Les huit webdocumentaires présélectionnées se divisent entre ceux qui ont une narration linéaire (La machine à expulser, Crisis Guide : Pakistan, Cuatro Horas, Atomic City, La Vie à Sac), et ceux qui laissent l'internaute glaner les informations qui l'intéressent et inventer son parcours à l'intérieur du webdocu ("La Zone", "Argentine, le plus beau pays du monde"...). " C'est agréable quand on peut fouiner, quand le webdocumentaire se laisse découvrir comme une poupée russe. Mais attention, il ne faut pas que cela devienne une coquille vide, un artifice. Je regarde d'abord la force du sujet", prévient Dimitri Beck. Quant à Ziad Maalouf, il apprécie qu'une histoire soit racontée. "Le webdocu se cherche encore, je n'ai pas encore vu arriver une forme d'écriture vraiment convaincante. Quand j'ai face à moi une "histoire en kit", je me perds. J'ai aimé Prison Valley, parce que la narration est linéaire."
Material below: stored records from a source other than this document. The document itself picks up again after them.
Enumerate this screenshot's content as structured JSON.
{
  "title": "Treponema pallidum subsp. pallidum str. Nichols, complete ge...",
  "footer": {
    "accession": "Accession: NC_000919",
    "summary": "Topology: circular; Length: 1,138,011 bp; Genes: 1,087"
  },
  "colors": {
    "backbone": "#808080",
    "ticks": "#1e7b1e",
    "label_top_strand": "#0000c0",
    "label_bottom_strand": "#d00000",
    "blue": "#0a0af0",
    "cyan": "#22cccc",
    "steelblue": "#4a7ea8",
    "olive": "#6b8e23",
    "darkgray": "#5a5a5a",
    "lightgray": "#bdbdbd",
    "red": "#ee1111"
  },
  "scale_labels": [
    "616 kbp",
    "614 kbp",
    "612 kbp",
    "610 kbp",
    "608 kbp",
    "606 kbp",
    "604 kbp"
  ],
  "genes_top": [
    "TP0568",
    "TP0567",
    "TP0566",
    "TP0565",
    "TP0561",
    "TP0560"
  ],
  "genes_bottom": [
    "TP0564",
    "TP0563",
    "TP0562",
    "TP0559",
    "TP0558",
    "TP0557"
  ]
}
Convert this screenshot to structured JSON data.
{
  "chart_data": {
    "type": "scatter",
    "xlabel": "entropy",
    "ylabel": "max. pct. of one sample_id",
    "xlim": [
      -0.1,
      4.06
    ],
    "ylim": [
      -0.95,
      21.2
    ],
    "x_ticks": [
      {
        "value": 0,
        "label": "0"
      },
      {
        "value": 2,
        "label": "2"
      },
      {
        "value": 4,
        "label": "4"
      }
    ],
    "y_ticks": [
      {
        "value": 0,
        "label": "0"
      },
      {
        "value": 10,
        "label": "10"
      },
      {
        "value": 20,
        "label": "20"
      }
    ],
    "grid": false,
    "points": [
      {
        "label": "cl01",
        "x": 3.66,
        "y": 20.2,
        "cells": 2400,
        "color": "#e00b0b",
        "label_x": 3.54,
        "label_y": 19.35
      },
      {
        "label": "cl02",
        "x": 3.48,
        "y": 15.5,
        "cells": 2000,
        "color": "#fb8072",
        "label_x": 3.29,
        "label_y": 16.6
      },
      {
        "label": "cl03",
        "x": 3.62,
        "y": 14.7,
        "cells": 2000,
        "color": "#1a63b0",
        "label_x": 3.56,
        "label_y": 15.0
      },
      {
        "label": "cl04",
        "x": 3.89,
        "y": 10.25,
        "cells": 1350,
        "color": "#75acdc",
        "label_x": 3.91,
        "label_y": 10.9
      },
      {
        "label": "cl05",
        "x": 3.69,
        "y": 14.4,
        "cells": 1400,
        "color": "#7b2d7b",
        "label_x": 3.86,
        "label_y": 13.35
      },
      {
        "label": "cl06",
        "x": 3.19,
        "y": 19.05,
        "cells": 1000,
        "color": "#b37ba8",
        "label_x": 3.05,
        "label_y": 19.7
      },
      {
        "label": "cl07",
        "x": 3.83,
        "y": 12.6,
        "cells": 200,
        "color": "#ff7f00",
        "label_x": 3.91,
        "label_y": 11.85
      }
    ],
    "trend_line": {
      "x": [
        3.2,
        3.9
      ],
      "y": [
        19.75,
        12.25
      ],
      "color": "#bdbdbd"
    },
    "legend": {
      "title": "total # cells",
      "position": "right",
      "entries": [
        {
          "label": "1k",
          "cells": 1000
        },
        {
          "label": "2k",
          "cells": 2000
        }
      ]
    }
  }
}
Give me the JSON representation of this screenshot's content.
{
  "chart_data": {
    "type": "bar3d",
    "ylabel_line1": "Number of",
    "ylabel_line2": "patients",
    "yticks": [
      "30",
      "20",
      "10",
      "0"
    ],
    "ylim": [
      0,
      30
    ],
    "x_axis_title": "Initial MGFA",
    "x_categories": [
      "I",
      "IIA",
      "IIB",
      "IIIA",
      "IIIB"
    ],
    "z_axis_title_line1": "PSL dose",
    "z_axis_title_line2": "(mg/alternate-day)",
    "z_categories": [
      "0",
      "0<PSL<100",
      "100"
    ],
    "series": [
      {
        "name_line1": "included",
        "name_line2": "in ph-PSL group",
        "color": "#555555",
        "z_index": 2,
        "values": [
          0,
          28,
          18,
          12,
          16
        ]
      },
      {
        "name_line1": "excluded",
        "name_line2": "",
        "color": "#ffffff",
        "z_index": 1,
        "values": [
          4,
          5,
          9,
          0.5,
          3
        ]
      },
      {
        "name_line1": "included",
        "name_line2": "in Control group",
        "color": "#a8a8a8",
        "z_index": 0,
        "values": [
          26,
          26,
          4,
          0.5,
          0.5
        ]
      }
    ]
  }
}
Cette nouvelle forme d'écriture journalistique qu'est le webdocumentaire est appréciée très différemment, selon que l'on est sensible aux "projets personnels forts qui ne trouvent naturellement pas leur place dans les médias classiques, car ceux-ci n'ont ni les budgets ni l'ouverture d'esprit nécessaire pour se détacher de l'actualité", explique Dimitri Beck. Ziad Maalouf regrette pour sa part que certains webdocus servent  de "cache-misère" - "des reportages qui n'ont pas réussi à suivre un circuit classique de distribution parce que l'histoire racontée n'était pas assez bien ficelée."

Ce mardi, les membres du jury détermineront quel webdocumentaire aura l'honneur de remporter un chèque de 8 000 euros. La remise du prix aura lieu le mercredi 31 août, lors des soirées de projection du festival Visa pour l'Image, à Perpignan.

 

* La composition du jury présidé par Jérôme Delay, responsable de la photographie Afrique, Associated Press (AP) : Dimitri Beck, rédacteur en chef à Polka Magazine ; Karine Broyer, rédactrice en chef de France24.com ; Ziad Maalouf, journaliste, producteur de l'Atelier des médias, RFI ; Flore Olive, journaliste à Paris Match ; Michel Puech, journaliste à La lettre de la photographie.